The undersupply of breast milk is almost invariably due to difficulties in the baby latching on to the breast and finding a good position. Medication to enhance lactation e.g. with domperidone should only be undertaken after a full history and attachment assessment is undertaken by an experienced healthcare professional. The situation is most likely when a baby too premature to breastfeed is eventually offered breasts which have not been primed by the essential early feeds.

References.

Hale, Thomas.W. (2002) Medications & mothers' milk (11th edition). USA, Amarillo:Pharmasoft Publishing.

The American Academy of Pediatrics Committee on Drugs (2001) The Transfer of Drugs and other chemicals into Human Milk. Pediatrics 108:3 776-789 Read on line.

Mohrbacher N. & Stock J. (2003) The Breastfeeding Answer Book (3rd edition), USA, Illinois: La Leche League International

Riordan J and Auerbach KG. (1998) Breastfeeding & Human Lactation (2nd edition), London: Jones & Bartlett Publishers.
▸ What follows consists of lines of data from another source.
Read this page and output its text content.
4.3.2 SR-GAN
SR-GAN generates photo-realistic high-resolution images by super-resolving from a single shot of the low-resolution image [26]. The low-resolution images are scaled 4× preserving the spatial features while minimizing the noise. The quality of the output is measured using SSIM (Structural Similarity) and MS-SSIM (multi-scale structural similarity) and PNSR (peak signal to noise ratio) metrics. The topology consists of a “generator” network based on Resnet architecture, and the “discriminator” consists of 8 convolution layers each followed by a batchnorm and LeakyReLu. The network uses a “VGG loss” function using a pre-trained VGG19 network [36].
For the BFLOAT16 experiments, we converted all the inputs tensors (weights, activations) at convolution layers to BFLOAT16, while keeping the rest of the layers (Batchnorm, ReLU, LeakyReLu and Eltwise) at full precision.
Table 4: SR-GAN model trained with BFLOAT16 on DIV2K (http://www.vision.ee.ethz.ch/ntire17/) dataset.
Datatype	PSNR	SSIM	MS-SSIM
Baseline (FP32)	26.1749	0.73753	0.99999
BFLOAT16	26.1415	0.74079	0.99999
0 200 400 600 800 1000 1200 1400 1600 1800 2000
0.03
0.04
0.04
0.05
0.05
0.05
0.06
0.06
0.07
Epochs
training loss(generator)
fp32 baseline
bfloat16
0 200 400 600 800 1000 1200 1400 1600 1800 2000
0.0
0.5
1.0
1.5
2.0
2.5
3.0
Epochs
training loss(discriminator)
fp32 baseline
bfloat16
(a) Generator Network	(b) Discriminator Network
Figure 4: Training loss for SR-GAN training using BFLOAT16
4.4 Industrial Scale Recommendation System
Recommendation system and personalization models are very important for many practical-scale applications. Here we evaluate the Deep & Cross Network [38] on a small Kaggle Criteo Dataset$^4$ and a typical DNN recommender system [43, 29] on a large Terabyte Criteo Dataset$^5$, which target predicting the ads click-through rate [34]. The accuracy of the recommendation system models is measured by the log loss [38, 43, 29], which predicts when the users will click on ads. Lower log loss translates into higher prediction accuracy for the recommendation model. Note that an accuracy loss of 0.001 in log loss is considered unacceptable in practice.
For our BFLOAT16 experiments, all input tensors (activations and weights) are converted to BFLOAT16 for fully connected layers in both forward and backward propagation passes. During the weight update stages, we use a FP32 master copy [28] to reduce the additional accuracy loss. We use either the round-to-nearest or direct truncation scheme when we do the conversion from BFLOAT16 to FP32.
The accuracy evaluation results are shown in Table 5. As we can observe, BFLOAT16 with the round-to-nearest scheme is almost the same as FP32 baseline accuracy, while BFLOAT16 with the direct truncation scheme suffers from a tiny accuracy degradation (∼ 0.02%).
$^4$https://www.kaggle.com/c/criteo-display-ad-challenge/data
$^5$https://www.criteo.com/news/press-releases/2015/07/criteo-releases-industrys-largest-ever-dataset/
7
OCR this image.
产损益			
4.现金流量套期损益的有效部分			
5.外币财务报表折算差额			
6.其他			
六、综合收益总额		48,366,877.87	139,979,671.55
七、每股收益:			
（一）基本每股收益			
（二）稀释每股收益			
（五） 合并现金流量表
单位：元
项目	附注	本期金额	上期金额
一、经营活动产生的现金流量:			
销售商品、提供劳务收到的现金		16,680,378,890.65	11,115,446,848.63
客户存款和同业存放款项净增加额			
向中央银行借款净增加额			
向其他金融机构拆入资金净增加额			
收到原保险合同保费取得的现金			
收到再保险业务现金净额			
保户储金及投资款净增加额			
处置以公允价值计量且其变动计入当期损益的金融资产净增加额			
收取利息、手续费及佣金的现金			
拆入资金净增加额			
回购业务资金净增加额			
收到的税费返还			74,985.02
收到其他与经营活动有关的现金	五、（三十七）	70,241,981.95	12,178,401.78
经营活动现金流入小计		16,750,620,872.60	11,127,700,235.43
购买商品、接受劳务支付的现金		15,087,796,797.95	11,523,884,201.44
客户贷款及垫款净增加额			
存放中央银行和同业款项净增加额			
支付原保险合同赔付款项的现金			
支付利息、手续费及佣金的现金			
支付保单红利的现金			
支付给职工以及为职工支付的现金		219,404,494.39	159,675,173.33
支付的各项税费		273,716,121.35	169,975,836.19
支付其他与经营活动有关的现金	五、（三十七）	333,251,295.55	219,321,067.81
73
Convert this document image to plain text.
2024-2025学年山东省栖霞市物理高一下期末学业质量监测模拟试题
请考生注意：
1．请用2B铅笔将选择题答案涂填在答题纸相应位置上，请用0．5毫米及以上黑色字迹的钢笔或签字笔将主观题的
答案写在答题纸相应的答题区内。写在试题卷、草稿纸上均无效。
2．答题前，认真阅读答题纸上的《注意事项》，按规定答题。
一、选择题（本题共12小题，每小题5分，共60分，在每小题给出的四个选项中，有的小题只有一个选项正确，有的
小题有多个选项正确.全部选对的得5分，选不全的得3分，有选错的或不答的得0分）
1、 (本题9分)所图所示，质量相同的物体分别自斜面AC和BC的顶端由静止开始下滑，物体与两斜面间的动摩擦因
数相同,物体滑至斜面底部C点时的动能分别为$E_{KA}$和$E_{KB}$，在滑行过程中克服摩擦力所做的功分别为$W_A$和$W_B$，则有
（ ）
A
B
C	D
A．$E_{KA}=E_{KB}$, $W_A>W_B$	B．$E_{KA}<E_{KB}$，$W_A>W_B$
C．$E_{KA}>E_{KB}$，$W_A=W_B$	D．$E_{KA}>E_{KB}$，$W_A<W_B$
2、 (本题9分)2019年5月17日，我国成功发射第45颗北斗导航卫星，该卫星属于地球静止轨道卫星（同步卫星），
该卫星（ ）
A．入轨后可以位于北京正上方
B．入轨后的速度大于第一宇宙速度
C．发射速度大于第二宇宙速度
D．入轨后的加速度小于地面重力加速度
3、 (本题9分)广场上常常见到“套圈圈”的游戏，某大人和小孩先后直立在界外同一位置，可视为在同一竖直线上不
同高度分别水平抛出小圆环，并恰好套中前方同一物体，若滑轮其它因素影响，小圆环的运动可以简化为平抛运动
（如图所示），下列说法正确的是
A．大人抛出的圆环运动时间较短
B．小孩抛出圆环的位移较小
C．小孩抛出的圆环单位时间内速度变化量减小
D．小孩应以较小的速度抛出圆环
Spitz, A, Lee NC, and Peterson HB. (1998) Treatment for lactation suppression: little progress in one hundred years. Am. J. Obstet Gynecol 179:(6 Pt 1) 1485-1490

Useful Breastfeeding websites:
UNICEF UK Baby Friendly Initiative
Breastfeeding Online
Enhancing lactation with medication

Discussion.

LP: We are not insured vicariously by the Hospital Trust unless we are prescribers and fully qualified; I am not a prescriber. Rules around the right to prescribe vary in different Trusts.

LL: The Hale L1-5 categories refer exclusively to risk to the baby, so in the case of lithium they are no guide to effects on the mother's condition.

LL: Domperidone is a peripheral dopamine-receptor antagonist used empirically in the treatment of reflux oesophagitis in infants, newborns, and even premature babies. There has been some concern of the possible effect of dopamine antagonists on the functional maturation of central dopamine mechanisms in newborns. It crosses less freely than metoclopramide into breastmilk, so the possible risks to the infant are reduced. A milk domperidone concentration of 1.2ng/ml after a dose of 10mg three times per day has been demonstrated (da Silva 2001). This is compared with 125.7ng/ml of metoclopramide from milk samples taken 2 hours after a 10mg dose.

LP: The diagnostic abilities of AANPs and SHOs cannot be directly compared, because of the differences in training, though I believe that they are comparable. However the training for neonatal nurses to prescribe is currently inadequate. The forthcoming permission to prescribe from the BNF is hedged round with provisos.

LL: Caffeine ingested by mothers in tea or coffee can cause restlessness in their breastfed babies.

LL: The lay view of complementary therapies including herbal teas tends to be 'Natural, therefore OK'. They are best avoided when there are unknown factors.

LP: University courses in pharmacology for AANPs vary greatly, and need to to be standardised. There is little interest in providing for our small group. As for prescribing errors, I am chiefly interested in the effectiveness of the checks and balances which have been established. RT: The National Patient Safety Agency is gathering a large database on medical, including prescribing errors, so that it should be possible to identify those which have occurred in neonatal practice.